Después de dos años de la primera fundación en la República de Guatemala, se vio la posibilidad de una segunda en Quezaltenango, en donde los Salesianos tenían un colegio; la nueva fundación empezó como sección femenina del Liceo Guatemala de los Salesianos, así funcionó durante dos años, hasta que el Ministerio de Educación reconoció los títulos de las hermanas y se obtuvo la aprobación como Colegio independiente bajo el nombre de Colegio María Auxiliadora.

 
 

Esta fundación se efectuó con personal de la casa de Guatemala, la cual contaba con 7 hermanas, de las cuales tres pasaron a Quezaltenango y quedaron en Guatemala 4, inicialmente se instalaron  en una casa alquilada de piedra y sumamente fría, allí funcionó un año el Colegio y luego pasó a otro local más amplio y en un punto mejor  de la ciudad.

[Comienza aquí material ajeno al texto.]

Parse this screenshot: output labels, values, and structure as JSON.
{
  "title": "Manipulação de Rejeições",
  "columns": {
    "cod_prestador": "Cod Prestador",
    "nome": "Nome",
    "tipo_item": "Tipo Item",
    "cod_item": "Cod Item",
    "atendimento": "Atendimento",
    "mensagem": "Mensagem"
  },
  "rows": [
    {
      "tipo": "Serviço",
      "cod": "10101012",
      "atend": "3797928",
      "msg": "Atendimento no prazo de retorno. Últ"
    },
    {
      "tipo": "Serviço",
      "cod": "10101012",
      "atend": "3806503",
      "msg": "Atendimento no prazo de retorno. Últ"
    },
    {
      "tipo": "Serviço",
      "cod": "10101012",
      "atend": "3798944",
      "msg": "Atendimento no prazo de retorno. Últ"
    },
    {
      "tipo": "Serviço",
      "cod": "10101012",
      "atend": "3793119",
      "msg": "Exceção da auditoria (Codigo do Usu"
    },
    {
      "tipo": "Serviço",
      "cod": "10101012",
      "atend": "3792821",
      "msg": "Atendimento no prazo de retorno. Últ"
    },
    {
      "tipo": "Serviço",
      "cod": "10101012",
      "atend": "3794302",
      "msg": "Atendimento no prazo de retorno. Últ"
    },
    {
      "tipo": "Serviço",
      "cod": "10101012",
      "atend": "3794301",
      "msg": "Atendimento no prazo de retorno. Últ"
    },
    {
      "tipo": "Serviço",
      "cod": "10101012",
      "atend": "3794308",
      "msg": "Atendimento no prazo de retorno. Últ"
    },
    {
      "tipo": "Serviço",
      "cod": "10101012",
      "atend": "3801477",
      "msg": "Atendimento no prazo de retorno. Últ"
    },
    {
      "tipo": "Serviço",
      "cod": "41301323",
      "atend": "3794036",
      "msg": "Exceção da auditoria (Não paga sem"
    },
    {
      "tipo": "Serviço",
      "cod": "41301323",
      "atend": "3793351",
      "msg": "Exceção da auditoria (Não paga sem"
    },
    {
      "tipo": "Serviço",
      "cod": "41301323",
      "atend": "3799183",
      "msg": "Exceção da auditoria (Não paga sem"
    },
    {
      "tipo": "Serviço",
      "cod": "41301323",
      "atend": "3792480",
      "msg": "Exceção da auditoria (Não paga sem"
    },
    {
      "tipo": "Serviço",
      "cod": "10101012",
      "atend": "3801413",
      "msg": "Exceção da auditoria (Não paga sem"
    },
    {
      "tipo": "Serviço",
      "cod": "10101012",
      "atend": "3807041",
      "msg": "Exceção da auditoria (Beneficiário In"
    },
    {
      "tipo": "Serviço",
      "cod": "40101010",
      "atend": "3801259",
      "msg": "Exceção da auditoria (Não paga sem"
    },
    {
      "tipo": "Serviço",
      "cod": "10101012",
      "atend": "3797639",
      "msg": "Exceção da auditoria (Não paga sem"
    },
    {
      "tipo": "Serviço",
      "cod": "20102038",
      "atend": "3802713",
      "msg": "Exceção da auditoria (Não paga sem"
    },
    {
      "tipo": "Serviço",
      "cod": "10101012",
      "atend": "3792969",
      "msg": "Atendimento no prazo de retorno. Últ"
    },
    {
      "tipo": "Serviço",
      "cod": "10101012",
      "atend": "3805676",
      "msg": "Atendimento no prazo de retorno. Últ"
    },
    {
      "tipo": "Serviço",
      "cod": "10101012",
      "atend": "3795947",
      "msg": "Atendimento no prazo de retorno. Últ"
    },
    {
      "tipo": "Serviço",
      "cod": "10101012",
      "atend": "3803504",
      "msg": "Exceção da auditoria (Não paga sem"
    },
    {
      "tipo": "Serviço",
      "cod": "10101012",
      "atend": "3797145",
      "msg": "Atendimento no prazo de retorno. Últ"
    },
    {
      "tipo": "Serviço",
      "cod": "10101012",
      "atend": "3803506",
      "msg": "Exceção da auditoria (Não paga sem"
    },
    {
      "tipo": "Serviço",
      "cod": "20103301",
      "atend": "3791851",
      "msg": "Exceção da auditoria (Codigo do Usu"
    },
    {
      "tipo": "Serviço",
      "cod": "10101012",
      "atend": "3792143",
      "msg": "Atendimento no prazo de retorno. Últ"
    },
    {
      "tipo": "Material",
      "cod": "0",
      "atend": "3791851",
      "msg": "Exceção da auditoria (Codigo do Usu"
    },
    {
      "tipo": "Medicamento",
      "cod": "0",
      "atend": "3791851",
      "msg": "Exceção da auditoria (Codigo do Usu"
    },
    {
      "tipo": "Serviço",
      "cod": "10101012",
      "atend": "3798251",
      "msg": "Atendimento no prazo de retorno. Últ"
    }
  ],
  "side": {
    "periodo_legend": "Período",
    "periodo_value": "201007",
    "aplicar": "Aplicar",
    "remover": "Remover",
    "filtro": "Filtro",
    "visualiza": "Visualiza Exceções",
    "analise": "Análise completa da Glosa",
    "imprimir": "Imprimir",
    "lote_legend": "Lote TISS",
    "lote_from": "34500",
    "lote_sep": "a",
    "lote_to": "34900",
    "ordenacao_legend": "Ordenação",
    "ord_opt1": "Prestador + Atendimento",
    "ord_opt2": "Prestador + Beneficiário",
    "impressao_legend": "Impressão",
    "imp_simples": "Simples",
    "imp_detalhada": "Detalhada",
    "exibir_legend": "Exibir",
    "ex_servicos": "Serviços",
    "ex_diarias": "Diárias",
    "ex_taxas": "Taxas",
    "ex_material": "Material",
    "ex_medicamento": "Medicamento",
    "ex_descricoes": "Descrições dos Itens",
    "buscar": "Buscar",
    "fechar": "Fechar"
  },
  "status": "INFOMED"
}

Se inició la obra con el kinder y los tres primeros grados de primaria, las alumnas eran pocas, 27 solamente, habían dificultades económicas, pero no se perdía la alegría y el deseo de trabajar en ese nuevo campo que les había deparado la Divina Providencia; poco a poco, las alumnas fueron aumentando y con ellas se fueron abriendo nuevos grados.  
 

En 1960 ya contaba con toda la primaria y se inició la secundaria hasta contar con los tres cursos básicos; en 1966 se abrió el primer curso de Bachillerato  en Ciencias y Letras, y en 1967 se otorgaron los primeros títulos.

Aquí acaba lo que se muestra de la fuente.